The Trump team has had their sights on the fiduciary rule, drawn up by the Labor Department last April, for a while, and the business community had lobbied the president to rescind it. Friday’s order does not immediately cancel the rule, but gives the department the discretion to revise or discard it and prevents the rule from taking effect as scheduled on April 10.
A senior Trump administration official tells the Wall Street Journal that Friday’s orders are just the start of the administration’s deregulation agenda:
“Americans are going to have better choices and Americans are going to have better products because we’re not going to burden the banks with literally hundreds of billions of dollars of regulatory costs every year,” White House National Economic Council Director Gary Cohn said in an interview with The Wall Street Journal. “The banks are going to be able to price product more efficiently and more effectively to consumers.” …

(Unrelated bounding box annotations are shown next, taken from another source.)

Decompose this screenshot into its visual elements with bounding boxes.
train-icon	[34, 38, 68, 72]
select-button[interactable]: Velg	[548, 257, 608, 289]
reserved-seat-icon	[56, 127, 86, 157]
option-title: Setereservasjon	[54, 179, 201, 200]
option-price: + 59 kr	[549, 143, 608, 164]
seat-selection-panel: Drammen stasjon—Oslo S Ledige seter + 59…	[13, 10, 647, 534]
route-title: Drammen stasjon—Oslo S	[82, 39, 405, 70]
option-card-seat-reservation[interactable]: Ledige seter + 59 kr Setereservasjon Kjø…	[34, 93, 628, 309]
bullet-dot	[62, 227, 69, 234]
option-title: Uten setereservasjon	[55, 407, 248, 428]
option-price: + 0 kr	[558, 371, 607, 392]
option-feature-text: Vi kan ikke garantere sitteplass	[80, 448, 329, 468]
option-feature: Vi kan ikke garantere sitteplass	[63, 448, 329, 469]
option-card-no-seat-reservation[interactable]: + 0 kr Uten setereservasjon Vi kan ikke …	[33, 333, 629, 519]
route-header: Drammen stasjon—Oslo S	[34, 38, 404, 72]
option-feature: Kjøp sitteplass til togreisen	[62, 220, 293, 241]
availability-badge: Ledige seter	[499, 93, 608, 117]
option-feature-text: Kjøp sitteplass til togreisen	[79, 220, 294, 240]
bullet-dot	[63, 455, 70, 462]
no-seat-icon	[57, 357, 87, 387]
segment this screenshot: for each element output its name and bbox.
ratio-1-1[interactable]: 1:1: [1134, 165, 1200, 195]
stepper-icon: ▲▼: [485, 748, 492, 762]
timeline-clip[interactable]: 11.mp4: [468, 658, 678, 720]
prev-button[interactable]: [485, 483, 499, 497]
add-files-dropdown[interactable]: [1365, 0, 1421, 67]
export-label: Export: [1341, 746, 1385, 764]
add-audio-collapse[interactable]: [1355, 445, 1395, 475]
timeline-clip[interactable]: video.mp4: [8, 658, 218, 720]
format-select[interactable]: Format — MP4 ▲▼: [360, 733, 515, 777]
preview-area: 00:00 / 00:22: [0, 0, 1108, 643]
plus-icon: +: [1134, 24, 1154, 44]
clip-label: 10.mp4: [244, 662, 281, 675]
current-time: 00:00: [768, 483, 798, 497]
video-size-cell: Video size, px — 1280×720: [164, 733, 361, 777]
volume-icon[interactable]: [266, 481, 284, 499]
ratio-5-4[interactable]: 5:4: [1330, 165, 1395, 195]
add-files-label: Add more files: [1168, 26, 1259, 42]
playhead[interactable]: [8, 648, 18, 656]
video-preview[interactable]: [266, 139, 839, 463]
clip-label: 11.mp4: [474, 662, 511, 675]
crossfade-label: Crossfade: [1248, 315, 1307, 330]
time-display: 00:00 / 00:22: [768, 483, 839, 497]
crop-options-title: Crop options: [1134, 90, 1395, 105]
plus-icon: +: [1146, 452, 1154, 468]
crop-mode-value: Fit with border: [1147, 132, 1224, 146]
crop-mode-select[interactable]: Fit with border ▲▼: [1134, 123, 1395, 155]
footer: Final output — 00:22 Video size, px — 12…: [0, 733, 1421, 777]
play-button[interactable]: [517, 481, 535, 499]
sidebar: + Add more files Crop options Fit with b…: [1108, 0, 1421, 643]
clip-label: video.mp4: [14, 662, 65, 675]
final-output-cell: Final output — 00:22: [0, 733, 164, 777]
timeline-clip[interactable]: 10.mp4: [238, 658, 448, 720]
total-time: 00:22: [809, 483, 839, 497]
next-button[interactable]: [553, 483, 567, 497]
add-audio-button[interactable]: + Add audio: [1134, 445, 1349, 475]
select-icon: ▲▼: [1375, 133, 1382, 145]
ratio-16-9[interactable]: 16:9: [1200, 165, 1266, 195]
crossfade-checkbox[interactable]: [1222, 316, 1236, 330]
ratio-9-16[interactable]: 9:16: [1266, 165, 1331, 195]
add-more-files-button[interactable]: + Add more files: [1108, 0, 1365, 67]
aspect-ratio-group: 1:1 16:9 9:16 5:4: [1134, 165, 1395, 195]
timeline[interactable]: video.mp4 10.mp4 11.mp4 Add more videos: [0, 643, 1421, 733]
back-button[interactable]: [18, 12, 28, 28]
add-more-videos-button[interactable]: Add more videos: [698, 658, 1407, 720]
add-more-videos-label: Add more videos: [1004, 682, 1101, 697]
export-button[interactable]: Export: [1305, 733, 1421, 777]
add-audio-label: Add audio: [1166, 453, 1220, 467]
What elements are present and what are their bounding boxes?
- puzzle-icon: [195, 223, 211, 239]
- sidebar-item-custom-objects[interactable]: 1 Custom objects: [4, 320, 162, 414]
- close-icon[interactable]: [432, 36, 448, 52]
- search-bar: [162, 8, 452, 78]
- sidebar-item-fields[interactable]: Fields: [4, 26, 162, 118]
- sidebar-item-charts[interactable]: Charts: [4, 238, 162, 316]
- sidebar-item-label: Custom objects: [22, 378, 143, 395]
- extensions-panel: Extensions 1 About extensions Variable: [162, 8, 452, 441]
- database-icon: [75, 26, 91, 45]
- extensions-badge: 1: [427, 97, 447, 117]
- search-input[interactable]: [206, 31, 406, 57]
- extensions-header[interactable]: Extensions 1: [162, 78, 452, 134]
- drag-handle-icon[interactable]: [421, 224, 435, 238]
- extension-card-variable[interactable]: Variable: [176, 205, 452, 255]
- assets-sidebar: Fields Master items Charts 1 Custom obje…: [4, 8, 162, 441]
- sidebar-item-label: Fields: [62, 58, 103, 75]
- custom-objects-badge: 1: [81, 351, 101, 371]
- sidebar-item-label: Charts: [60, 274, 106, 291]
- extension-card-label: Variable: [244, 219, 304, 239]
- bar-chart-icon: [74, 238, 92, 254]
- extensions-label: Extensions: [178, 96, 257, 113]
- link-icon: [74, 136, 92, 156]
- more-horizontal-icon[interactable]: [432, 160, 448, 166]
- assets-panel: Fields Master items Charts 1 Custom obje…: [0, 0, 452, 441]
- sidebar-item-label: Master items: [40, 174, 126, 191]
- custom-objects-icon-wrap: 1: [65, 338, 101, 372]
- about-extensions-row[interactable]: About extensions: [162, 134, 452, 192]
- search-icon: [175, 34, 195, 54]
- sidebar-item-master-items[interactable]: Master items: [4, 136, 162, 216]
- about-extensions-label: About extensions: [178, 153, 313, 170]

Mr. Cohn said the actions are intended to pave the way for additional orders that would affect the post-crisis Financial Stability Oversight Council, the mechanism for winding down a giant faltering financial company, and the way the government supervises big financial firms that aren’t traditional banks, often referred to as systemically important financial institutions.
Even if the fiduciary rule is scuttled, however, the changes the financial industry has already made to comply with it are likely to remain in place, Business Insider explains:
For all the concerns about what Trump could do to the rule, it might actually be too late for him to do much to undercut the change. That’s because Wall Street firms have already made the move to comply with the new standard, creating an industry shift unlikely to bend even in a worst-case scenario, experts say.
“Pragmatically, it’s very difficult to step back from a rule that’s so obviously needed,” Jack Bogle, founder of the index provider Vanguard Group, which is known for its low-cost offerings and is likely to benefit from the change, previously told Business Insider.
Bloomberg observes the same trend:
Morgan Stanley, one of the biggest U.S. brokerages, said on Jan. 26 that it plans to move ahead with changes designed to comply with the fiduciary rule, despite uncertainty over whether the regulation will be implemented. Insurers including American International Group Inc. and Principal Financial Group Inc. stressed after Trump’s victory that they would continue to forge ahead as though the rules would be carried out.
“My expectation is that a lot of firms are going to continue installing a best-interest standard, regardless,” said Brian Graff, chief executive officer of the American Retirement Association, a group that represents pension professionals.